Presentation Details
On Flexibility, Storage and Curtailment in High VRE Power Grids

Marc Perez1, Richard Perez1, 2, Marco Pierro3, Jan Remund4.

1Clean Power Research, Bellevue, WA, USA.2SUNY Albany, Albany, NY, USA.3EURAC Rsearch, Bolzano, Italy.4Meteotest, Berne, Switzerland

Abstract


As power systems move toward very high shares of variable renewable energy (VRE), many studies rely on abundant, low‑cost flexibility delivered through sector coupling—hydrogen production, power‑to‑heat, smart charging, industrial load shifting, DSM. Although these resources can aid balancing, their true activation costs—encompassing infrastructure, digital coordination, customer incentives, and industrial adaptation— may not be priced fully at scale. This possible under‑valuation may skew least‑cost system design and overstate the role of flexible demand. Using data from a calibrated Nova Scotia firm power case study, this paper isolates the economic interaction between flexibility costs, storage costs, and “implicit storage,” defined as intentional VRE overbuild combined with dynamic curtailment.

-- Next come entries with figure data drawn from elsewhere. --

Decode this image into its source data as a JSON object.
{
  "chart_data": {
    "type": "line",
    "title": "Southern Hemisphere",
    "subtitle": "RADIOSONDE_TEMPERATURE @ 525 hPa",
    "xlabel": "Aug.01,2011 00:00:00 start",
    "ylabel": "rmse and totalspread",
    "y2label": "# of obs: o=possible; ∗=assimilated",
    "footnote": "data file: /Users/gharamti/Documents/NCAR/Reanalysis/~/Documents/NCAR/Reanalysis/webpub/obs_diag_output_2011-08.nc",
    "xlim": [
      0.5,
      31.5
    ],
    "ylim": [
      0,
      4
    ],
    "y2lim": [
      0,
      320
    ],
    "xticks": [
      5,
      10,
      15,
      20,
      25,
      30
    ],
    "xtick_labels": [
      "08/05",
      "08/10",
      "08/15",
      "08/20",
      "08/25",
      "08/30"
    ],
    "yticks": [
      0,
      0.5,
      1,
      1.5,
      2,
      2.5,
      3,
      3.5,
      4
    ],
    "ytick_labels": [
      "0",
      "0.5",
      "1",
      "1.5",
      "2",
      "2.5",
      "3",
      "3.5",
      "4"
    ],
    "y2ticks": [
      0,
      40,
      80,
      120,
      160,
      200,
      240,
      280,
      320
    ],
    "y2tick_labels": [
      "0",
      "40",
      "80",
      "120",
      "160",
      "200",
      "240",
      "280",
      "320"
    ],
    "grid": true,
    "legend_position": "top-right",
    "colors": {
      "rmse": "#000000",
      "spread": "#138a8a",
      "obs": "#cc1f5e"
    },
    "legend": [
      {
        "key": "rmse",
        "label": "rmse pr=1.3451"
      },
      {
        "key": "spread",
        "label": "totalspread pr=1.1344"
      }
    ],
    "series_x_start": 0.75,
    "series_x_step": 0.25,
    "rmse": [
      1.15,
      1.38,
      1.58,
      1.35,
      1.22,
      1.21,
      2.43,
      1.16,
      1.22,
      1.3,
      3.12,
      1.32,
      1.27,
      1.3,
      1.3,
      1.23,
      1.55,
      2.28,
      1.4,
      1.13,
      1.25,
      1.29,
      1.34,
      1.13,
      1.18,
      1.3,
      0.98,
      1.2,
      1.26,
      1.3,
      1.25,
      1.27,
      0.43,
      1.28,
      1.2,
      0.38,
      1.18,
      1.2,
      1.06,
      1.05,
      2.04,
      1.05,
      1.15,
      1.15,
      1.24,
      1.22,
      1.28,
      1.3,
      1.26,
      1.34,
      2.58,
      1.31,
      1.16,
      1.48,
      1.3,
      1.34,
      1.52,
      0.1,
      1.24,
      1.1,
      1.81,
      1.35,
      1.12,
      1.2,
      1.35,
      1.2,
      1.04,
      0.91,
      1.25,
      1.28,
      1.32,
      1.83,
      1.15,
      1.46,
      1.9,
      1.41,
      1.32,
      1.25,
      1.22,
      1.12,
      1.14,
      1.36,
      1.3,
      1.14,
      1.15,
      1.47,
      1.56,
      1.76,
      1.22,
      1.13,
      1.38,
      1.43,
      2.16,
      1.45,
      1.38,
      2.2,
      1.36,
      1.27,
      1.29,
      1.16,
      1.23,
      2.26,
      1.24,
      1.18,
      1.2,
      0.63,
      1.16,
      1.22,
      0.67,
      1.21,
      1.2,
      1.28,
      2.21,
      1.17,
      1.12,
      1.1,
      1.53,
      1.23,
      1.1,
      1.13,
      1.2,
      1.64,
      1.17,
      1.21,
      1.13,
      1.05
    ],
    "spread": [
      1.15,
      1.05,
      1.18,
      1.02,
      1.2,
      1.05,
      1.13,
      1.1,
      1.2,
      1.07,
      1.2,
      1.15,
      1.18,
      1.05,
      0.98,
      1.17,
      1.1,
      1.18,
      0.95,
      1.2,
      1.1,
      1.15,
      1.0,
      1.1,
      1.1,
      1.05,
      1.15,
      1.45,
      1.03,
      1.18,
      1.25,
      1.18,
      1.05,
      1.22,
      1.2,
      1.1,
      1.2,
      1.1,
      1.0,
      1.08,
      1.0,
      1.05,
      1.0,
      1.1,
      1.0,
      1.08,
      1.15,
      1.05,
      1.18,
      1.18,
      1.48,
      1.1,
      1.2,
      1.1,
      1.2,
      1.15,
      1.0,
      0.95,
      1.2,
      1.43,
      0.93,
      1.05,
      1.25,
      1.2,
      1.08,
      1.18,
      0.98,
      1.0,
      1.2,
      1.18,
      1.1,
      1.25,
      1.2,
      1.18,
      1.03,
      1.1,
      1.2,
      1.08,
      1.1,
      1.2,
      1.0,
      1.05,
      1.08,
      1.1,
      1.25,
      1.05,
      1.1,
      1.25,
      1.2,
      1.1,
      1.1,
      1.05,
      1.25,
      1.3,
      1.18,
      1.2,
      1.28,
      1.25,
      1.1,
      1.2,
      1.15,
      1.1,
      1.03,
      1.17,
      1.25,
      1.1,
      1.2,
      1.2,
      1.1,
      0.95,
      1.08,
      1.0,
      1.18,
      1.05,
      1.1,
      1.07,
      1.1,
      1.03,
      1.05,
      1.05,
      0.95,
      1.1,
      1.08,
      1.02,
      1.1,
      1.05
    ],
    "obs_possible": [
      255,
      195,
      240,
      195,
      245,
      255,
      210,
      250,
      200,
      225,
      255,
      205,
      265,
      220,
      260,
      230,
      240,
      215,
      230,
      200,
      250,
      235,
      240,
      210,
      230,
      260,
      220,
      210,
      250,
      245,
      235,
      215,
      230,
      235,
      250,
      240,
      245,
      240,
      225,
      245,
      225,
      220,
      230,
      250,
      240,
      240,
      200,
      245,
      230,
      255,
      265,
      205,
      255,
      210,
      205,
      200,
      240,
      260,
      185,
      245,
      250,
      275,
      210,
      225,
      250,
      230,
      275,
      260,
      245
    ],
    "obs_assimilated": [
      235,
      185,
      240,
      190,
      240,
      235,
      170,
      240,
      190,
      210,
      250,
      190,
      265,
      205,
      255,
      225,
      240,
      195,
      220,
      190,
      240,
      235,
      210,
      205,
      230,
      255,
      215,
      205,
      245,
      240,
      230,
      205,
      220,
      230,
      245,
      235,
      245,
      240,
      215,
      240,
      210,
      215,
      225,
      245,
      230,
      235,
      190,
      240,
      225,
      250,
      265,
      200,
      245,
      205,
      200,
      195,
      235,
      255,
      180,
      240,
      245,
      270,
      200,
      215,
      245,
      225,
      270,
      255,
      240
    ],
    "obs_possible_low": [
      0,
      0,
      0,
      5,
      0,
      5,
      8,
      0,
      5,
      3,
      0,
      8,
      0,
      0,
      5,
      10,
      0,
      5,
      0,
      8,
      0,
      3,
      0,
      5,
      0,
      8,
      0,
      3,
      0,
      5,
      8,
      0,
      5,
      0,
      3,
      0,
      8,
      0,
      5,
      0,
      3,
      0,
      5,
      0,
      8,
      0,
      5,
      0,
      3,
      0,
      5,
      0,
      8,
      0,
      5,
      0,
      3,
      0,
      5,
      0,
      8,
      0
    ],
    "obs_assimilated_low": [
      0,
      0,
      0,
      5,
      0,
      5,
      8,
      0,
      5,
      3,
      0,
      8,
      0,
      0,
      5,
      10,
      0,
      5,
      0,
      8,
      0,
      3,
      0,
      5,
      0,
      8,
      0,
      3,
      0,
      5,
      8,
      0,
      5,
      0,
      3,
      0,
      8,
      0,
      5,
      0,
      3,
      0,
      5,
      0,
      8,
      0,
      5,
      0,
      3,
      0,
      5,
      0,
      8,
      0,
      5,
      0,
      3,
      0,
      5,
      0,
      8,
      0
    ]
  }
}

Two sensitivities are performed: (1) varying the marginal cost of flexibility and (2) varying battery energy‑capacity CapEx while holding all other assumptions constant. Across both sensitivities, the results reveal a consistent conclusion: when storage and flexibility are priced realistically, dynamic curtailment becomes a central and cost‑minimizing design element. When the cost of flexibility rises above the marginal cost of VRE energy, optimal curtailment increases rapidly, sharply reducing the levelized cost of firm generation. Even flexibility priced near 10¢/kWh—an arguably modest estimate relative to many practical sector‑coupling pathways—places implicit storage at the core of least‑cost design, yielding firm LCOE reductions of roughly 75%. Similarly, unless battery energy costs fall to extremely low levels (~$2/kWh), curtailment remains essential. These findings indicate that least‑cost, high‑VRE systems must treat curtailment as a deliberate design strategy, not an inefficiency to be minimized. Realistic valuation of sector coupling and storage highlights implicit storage as structurally complementary to both—reducing required infrastructure scale, improving affordability, and enhancing system robustness on the path to firm renewable power.